I think that last paragraph in particular is an obvious but nonetheless astute observation. Any House Republican, but particularly a member of the leadership, is going to be really hampered in trying to tout the Congress's "accomplishments" in the term recently ended, at least on television. Very few of the talking heads on cable are going to let the Foley sex scandal be swept under the rug by some politician who may in fact have known months ago about Foley's transgressions with House pages and did nothing about it. Sex sells, and the cable nets know it and need it. Fox's ratings fell 28% this year from last, the largest drop among the three main cable networks (MSNBC was down 12% and CNN down 21%). They all need a ratings bump, and scandal does that better than anything else.

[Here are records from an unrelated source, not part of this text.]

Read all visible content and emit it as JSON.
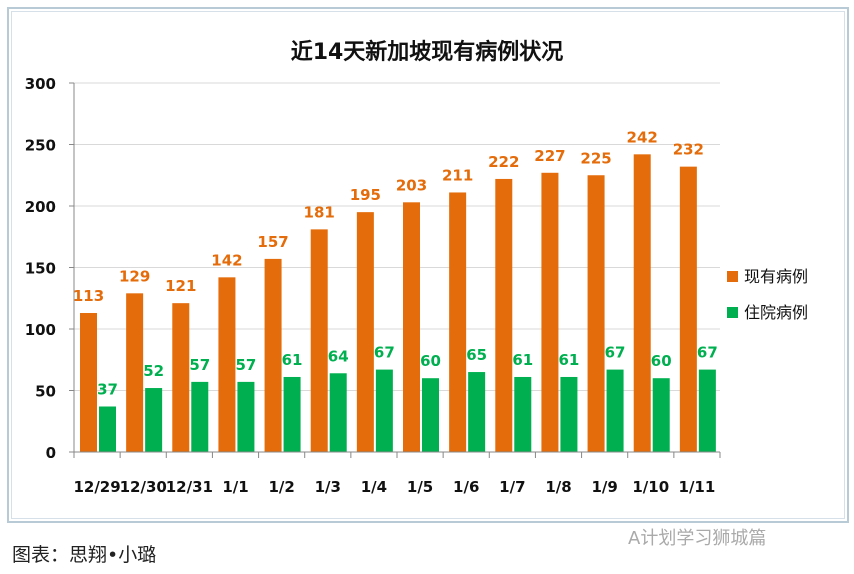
{
  "chart_data": {
    "type": "bar",
    "title": "近14天新加坡现有病例状况",
    "categories": [
      "12/29",
      "12/30",
      "12/31",
      "1/1",
      "1/2",
      "1/3",
      "1/4",
      "1/5",
      "1/6",
      "1/7",
      "1/8",
      "1/9",
      "1/10",
      "1/11"
    ],
    "series": [
      {
        "name": "现有病例",
        "color": "#E46C0A",
        "values": [
          113,
          129,
          121,
          142,
          157,
          181,
          195,
          203,
          211,
          222,
          227,
          225,
          242,
          232
        ]
      },
      {
        "name": "住院病例",
        "color": "#00B050",
        "values": [
          37,
          52,
          57,
          57,
          61,
          64,
          67,
          60,
          65,
          61,
          61,
          67,
          60,
          67
        ]
      }
    ],
    "ylim": [
      0,
      300
    ],
    "yticks": [
      0,
      50,
      100,
      150,
      200,
      250,
      300
    ],
    "grid": true,
    "legend": "right"
  },
  "caption": "图表：思翔•小璐",
  "watermark": "A计划学习狮城篇"
}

I watched Bob Woodward on "60 Minutes" tonight (video and transcript here). The only startling revelation I saw was a chart (classified "SECRET") showing the number of attacks on American forces increasing over the past three years:
Reporter: Woodward says that's the most important measure of violence in iraq, and he unearthed this graph– classified secret– that shows those attacks have increased dramatically over the last three years.
Woodward: Getting to the point now where there are 800, 900 attacks a week. That's more than 100 a day. Four attacks an hour, attacking our forces.
One can assume that all the Bush supporters will froth at the mouth, saying "anyone can create a chart with the word "SECRET" on it," which is true enough. However, I think Woodward is smarting from the criticism he's gotten over the past several months about his role in the Plame leak case, and also from the criticism his first two books about the Bush Administration ("Plan of Attack" and "Bush at War") received. Those two books were derided as very sympathetic to Bush, Cheney, and Woodward's other sources within the Administration, as though Woodward had suspended his journalistic skepticism.
I think the chart's real, and it serves as one more example of the lies the Administration continues to peddle (everything's fine, they've got an elected government now, the Iraqi forces are standing up, and blah blah blah).